初午へ母を連れて行った。10年2月2日
2月1日月曜日
今年の2月1日は王子稲荷の初午。去年は2月19日の二の午に連れて行った。去年の日記を見ると、好天で暖かそうだ。母の顔色も良く、今よりずっと元気に見える。去年は、次は無理と思っていたが、今年も連れて行けた。
どんよりと曇り、薄ら寒い。いつものように、地下鉄南北線で王子駅下車。直ぐ前の北トピア10階の車椅子用トイレを使った。
トイレから赤羽方面を見る。
このトイレは私が知っている中で、最高に眺望が良い。円いドームはプラネタリウム。左斜め上の森の一角にある緑青をふいた屋根が、これから行く王子稲荷。森は名主の滝公園。
夜には雪になると言う。今年は三の午まであるのと、天気の悪さで、いつもより参詣客は少ない。王子駅から続く縁日は、近くの中央工学校の学生が多く、若々しい女学生たちを眺めるのが楽しい。
車椅子を王子稲荷横の急坂を押し上げ、本殿前まで押して行った。
母にお詣りさせた後、私は裏山のキツネ穴まで全部の社をお詣りした。その中に15キロ程の石が祀られている社がある。願い事を唱えながら持ち上げ、軽いなら願い事が叶う。私は、胸までスーッと上がったが、やや重い感じ。他の人は15センチ程度なので、重くても良しとした。
お詣りを済ませ、キツネの石像が可愛いと母と話していると、埼玉から来た中年女性が母に話しかけた。車椅子を押しているとよくあることだ。介護のことなど話したいようだが、雨が降りそうなので、丁寧に辞して先を急いだ。
王子稲荷となりの中央工学校のウインドウ前にて。
ロボット模型は学生が作ったもの。
帰りは混み合う縁日を避け、静かな中央工学校前の道を選んだ。すれ違った中年女性が「ご苦労様。」と笑顔で挨拶して行った。車椅子を押していると、知らない人が挨拶してくれる。

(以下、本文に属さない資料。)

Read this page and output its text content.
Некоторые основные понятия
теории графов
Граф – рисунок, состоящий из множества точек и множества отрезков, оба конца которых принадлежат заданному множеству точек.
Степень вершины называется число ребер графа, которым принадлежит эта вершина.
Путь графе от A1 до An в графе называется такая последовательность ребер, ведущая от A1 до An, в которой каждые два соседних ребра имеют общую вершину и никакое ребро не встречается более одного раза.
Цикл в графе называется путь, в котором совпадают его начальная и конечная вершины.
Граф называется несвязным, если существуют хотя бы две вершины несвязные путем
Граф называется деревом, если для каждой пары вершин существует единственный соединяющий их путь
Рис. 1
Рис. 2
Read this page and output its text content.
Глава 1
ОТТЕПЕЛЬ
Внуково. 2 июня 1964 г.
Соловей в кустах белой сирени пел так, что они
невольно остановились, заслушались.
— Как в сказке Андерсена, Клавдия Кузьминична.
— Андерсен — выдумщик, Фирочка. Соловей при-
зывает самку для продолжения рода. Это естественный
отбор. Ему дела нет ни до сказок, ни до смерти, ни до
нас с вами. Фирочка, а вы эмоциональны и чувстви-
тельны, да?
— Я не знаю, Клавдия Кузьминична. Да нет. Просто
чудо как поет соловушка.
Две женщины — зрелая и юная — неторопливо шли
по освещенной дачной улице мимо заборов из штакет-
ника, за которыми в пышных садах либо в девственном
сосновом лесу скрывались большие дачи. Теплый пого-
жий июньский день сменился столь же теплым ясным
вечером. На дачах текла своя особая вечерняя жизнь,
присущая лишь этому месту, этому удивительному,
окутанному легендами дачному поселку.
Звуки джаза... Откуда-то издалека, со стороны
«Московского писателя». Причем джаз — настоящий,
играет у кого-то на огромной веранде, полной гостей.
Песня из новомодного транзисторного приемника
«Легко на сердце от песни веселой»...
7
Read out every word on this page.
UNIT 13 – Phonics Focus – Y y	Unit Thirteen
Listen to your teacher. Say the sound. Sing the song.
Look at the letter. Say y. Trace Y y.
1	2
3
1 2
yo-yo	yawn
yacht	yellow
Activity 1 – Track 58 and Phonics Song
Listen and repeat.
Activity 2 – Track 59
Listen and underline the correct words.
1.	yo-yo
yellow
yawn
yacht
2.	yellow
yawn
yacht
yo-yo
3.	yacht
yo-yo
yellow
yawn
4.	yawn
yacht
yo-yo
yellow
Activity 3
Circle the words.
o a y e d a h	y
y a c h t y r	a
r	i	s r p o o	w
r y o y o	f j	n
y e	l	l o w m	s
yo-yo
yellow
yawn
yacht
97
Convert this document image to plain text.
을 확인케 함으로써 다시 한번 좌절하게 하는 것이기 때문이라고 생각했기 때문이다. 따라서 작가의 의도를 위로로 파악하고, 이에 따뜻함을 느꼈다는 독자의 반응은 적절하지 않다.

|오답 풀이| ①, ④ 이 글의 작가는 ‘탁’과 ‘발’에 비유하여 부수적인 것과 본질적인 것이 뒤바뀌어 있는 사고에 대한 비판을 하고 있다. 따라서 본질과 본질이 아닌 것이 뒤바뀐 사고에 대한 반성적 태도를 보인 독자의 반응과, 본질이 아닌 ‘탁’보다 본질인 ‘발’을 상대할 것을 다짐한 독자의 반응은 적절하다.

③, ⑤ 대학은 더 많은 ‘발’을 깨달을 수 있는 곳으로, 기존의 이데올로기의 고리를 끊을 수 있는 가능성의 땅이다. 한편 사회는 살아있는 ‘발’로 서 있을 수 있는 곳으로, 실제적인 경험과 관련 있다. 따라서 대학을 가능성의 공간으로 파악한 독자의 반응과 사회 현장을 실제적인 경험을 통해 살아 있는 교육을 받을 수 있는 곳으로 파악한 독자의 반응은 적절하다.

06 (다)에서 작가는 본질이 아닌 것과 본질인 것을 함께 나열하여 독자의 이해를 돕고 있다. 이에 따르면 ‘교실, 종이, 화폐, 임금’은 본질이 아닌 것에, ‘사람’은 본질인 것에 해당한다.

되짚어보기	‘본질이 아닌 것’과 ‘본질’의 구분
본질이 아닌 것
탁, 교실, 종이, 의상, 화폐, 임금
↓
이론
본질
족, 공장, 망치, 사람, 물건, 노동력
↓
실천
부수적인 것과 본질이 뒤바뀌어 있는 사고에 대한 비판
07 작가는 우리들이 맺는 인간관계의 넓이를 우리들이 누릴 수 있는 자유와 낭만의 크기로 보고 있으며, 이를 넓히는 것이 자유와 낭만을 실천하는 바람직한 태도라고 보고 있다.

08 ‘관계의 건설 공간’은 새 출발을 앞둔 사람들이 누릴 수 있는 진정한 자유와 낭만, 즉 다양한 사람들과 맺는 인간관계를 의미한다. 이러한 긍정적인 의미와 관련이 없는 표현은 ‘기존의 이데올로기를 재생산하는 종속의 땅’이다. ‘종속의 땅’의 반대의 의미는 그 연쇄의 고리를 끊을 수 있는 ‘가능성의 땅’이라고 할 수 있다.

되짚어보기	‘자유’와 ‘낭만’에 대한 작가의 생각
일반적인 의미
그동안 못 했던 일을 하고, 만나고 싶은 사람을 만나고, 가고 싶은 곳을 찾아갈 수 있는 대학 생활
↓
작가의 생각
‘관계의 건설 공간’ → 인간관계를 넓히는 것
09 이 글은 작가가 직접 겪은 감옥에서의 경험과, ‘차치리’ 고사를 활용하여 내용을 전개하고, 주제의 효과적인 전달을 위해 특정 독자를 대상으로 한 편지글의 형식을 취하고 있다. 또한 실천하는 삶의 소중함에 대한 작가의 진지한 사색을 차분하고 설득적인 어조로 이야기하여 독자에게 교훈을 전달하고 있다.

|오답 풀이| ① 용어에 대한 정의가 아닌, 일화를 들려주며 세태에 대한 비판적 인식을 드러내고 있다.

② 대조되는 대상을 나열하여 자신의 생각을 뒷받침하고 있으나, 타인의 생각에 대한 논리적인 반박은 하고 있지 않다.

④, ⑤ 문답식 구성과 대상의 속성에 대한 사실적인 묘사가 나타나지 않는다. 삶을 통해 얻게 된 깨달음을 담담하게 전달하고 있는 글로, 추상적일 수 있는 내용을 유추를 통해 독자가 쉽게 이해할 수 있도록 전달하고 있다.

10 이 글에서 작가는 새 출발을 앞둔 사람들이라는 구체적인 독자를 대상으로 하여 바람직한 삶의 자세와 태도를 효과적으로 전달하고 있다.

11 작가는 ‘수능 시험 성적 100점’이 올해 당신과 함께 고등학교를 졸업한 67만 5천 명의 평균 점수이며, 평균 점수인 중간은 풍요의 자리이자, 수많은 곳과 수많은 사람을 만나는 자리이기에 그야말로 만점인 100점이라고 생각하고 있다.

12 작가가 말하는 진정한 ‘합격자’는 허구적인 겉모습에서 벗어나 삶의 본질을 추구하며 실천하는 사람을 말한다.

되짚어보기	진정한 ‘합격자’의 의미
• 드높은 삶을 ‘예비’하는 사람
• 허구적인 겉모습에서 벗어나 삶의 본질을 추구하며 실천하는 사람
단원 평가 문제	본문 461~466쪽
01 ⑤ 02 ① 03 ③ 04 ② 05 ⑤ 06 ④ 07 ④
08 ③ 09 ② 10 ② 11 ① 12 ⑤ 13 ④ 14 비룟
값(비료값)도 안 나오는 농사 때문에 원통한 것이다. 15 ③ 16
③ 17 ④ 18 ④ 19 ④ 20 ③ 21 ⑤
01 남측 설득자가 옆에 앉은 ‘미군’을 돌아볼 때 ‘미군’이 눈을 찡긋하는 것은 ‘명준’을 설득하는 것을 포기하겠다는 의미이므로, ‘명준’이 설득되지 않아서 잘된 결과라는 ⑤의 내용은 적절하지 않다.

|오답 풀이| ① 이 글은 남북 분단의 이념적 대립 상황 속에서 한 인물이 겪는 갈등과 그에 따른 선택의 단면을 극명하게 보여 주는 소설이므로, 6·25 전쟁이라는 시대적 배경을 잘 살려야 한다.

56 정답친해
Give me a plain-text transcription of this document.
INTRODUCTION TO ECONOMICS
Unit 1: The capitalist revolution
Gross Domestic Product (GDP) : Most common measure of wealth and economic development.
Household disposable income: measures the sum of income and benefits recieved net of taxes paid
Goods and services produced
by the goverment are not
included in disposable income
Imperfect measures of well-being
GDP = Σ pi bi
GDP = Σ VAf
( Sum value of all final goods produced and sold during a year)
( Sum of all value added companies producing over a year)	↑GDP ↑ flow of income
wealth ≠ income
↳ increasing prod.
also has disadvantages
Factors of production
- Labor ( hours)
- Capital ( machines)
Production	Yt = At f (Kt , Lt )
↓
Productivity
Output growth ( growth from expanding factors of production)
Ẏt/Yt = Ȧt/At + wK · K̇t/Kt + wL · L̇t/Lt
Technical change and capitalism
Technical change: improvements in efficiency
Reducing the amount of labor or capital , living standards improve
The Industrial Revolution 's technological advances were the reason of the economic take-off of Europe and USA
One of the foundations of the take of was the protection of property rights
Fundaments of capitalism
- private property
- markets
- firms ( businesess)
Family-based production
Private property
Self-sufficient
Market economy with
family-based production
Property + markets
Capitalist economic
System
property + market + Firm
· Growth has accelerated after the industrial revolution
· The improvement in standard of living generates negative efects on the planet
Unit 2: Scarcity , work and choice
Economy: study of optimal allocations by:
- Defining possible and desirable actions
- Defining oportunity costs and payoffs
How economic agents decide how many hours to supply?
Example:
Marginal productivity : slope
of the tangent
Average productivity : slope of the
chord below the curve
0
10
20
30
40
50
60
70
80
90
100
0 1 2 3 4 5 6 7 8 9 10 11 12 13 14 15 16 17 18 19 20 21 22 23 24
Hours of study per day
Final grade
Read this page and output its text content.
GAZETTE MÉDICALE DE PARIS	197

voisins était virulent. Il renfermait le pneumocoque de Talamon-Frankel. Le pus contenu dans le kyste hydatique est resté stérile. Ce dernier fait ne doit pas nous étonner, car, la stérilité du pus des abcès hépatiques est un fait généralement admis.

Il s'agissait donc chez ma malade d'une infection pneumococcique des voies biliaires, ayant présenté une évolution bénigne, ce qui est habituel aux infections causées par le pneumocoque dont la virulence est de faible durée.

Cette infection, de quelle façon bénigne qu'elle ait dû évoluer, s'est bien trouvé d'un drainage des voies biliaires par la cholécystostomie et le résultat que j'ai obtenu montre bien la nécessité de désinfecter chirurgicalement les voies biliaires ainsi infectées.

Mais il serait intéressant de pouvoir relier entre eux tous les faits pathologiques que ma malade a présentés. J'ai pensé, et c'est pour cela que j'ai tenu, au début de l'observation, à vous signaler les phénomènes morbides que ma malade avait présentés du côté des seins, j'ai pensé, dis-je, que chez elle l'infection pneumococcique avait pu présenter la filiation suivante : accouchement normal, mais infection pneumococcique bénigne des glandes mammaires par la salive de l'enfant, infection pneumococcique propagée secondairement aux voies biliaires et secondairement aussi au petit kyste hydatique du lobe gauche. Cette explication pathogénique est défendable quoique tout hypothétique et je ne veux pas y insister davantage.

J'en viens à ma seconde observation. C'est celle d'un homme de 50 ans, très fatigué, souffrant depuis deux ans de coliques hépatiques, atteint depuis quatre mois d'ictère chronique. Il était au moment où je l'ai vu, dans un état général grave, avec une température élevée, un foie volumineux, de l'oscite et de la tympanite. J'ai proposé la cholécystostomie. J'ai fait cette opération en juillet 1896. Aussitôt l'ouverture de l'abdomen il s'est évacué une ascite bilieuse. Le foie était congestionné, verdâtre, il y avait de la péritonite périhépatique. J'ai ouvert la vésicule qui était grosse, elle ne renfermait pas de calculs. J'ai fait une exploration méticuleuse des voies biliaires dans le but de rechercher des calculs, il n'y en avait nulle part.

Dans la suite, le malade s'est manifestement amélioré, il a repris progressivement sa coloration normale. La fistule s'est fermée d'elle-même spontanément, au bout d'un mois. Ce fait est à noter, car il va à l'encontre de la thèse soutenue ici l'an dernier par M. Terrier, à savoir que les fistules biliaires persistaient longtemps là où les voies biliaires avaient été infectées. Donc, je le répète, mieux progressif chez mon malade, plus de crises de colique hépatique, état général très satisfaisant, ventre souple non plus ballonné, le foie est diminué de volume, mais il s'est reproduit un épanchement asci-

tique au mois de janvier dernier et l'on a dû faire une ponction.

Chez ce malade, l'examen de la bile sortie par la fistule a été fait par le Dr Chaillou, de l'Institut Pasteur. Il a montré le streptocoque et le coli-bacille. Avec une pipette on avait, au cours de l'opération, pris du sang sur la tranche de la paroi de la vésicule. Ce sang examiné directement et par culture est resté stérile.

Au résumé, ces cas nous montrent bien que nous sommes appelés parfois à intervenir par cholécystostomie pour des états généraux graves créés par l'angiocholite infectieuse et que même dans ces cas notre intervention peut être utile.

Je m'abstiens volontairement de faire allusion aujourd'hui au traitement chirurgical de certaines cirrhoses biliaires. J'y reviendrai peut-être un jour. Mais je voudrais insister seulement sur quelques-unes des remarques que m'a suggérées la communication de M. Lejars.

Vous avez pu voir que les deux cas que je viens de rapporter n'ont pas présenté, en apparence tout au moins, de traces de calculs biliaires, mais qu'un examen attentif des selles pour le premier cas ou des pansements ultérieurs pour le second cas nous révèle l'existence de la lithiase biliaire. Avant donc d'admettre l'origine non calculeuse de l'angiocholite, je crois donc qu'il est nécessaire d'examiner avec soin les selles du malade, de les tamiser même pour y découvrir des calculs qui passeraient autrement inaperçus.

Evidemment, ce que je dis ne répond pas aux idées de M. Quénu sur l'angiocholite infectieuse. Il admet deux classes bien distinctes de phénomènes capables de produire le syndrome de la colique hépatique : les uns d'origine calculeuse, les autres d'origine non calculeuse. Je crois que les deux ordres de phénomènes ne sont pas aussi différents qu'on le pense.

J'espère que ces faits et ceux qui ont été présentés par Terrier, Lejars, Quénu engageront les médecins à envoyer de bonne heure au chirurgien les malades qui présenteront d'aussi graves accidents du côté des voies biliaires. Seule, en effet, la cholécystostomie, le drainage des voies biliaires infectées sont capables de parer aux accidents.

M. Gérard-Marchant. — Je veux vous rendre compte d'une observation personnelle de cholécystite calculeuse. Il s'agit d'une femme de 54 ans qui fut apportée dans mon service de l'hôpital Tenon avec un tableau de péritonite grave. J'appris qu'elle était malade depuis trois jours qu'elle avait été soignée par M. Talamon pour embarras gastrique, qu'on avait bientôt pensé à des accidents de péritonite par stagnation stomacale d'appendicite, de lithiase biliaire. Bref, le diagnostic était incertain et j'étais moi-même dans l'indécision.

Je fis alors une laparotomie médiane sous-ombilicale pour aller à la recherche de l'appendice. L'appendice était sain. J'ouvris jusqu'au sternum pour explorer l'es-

いつものように音無親水公園まで行った。公園は王子駅への通路にもなっているので人通りが多い。しかし、すぐに雨が落ち始めたので、慌てて地下鉄へ急いだ。
赤羽岩淵に着くころに雨は本降りになった。
持参した雨具を母に被せ、帰路を急いだ。午後二時で空腹。早く帰って食事にしたい。
「今年もお詣りできて、本当に良かった。」
帰り道、車椅子の母が何度も言った。母の弱り方を見ていると、今回が本当に最後のお詣りになりそうだ。毎年、同じことを書いているが、年々、確信が深まる。寂しいことだ。
昼食はありもので、手早く済ませた。
食後、録画してあったテレ朝日曜洋画劇場、吉永小百合主演の「母べえ (かあべえ)」を母に見せた。
「かわべえ、って何のこと。」
母が聞くので「川辺の塀のことだ。」と答えた。
「戦争は、いやだ、いやだ。」
母は映画を見ながら何度もつぶやいていた。
外気温はグングン下がり、夜半から雪の予報は当たりそうだ。
2月2日
夜半の雪は4センチほど積もった。
車椅子は雪が苦手だ。殊に御諏訪神社脇の急坂が滑る。お昼まで、雪が溶けるのを待って散歩へ出た。
母をいつも歩かせる東京北社会保険病院下公園は雪が残っていたので、病院内の通路を歩かせた。
東京北社会保険病院の庭の雪。
庭を抜け、桐ヶ丘生協で買い物をして、帰りは桐ヶ丘を抜けた。
冬木立の間に残る雪が、風景を北国に変えていた。
最近、母の死期が気になる。今の住まいを選んだのは、眺望が良く、母の死に場所としてふさわしいと思ったからだ。その頃、母の命は88歳辺りが限界と思っていた。仕事が思わしくなくてもその辺りまでなら蓄えで暮らせると思っていた。
しかし、母は88歳から9年近く長く生きた。正直言うと、今の生活を維持するのがとても厳しい。更に追い打ちをかけるように、この大不況だ。それまで絵を買ってくれていた人たちの家計も厳しく、かなりの時間耐えなければならない。人生は予定通りいかないものだ。